I spent my last day of 2015 quad biking with friends and family on a long pristine stretch of white beach. Snaking, quickening, turning, moving, the wind whipping around and against us. Speeding up. Slowing down. Driving away and towards and around. Playing with speed and direction, throttle and velocity, movement and pace. Feeling the terrain beneath the bike: sometimes flat, sometimes bumpy, sometimes hard, sometimes cushioned by peaks of white sand. Concentration. Adrenalin. Acceleration. The word I have come to for 2016 is MOMENTUM, from the Latin movere, meaning “to move”. This will be a year of being in motion or on the move.

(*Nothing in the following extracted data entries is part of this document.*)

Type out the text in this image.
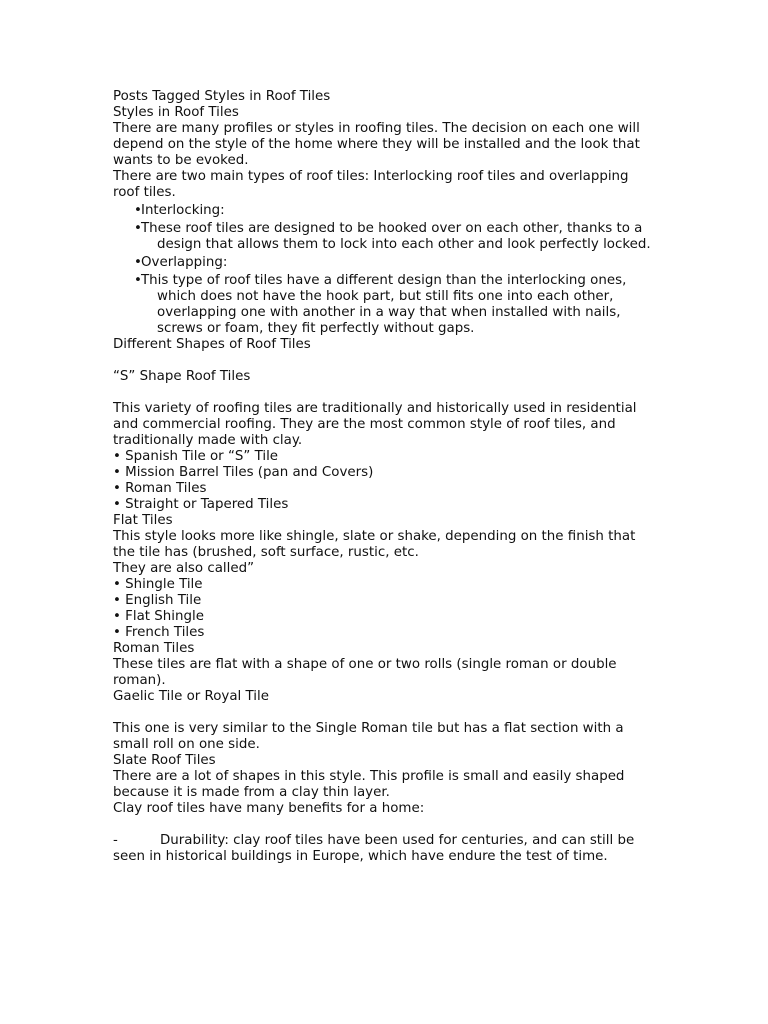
Posts Tagged Styles in Roof Tiles

Styles in Roof Tiles

There are many profiles or styles in roofing tiles. The decision on each one will depend on the style of the home where they will be installed and the look that wants to be evoked.

There are two main types of roof tiles: Interlocking roof tiles and overlapping roof tiles.

•Interlocking:
•These roof tiles are designed to be hooked over on each other, thanks to a design that allows them to lock into each other and look perfectly locked.
•Overlapping:
•This type of roof tiles have a different design than the interlocking ones, which does not have the hook part, but still fits one into each other, overlapping one with another in a way that when installed with nails, screws or foam, they fit perfectly without gaps.

Different Shapes of Roof Tiles

“S” Shape Roof Tiles

This variety of roofing tiles are traditionally and historically used in residential and commercial roofing. They are the most common style of roof tiles, and traditionally made with clay.

• Spanish Tile or “S” Tile

• Mission Barrel Tiles (pan and Covers)

• Roman Tiles

• Straight or Tapered Tiles

Flat Tiles

This style looks more like shingle, slate or shake, depending on the finish that the tile has (brushed, soft surface, rustic, etc.

They are also called”

• Shingle Tile

• English Tile

• Flat Shingle

• French Tiles

Roman Tiles

These tiles are flat with a shape of one or two rolls (single roman or double roman).

Gaelic Tile or Royal Tile

This one is very similar to the Single Roman tile but has a flat section with a small roll on one side.

Slate Roof Tiles

There are a lot of shapes in this style. This profile is small and easily shaped because it is made from a clay thin layer.

Clay roof tiles have many benefits for a home:

-	Durability: clay roof tiles have been used for centuries, and can still be seen in historical buildings in Europe, which have endure the test of time.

my son, dressed as an angel, in motion

my son, dressed as an angel, in motion

I’m not starting 2016 from a stagnant place. I am already moving. My PhD is being examined, and will hopefully be done, dusted and doctored some time in 2016. I have some academic papers in the pipeline. The coaching professional learning model at my school is implemented and in an iterative refinement phase, and I’m in conversations about what my role might look like in 2017 and beyond. So what I want to do in 2016 is keep the momentum going, capitalise on what I’ve achieved so far and push ahead. Move.

The idea of momentum in the sense of a rolling snowball isn’t quite right for me, as that kind of momentum is quite linear. I’m thinking of something more fluid. Kayaking through rushing river water. The momentum of paintbrush over canvas. Skis slicing through snow. Music building to crescendo. Feet running off a mountain to begin a paraglide. Quad biking on a beach. This kind of momentum requires a combination of knowledge, precision, creativity and mastery. It can be messy and lead to the unexpected.

I’m not sure about the end point of my momentum. People have asked me what I’ll do after the PhD and the answer is, I don’t know. I have some ideas of what might be similar or different from what I’m doing now, but I’m not set on one course. I’m happy where I am, doing what I’m doing. But I’m open to alternative directions and possibilities. I figure if I set my intention for 2016 on being in motion – forward, diagonally, in, out, reflectively, critically, creatively – my path with open up before me. Or I’ll find that I’m already travelling along it.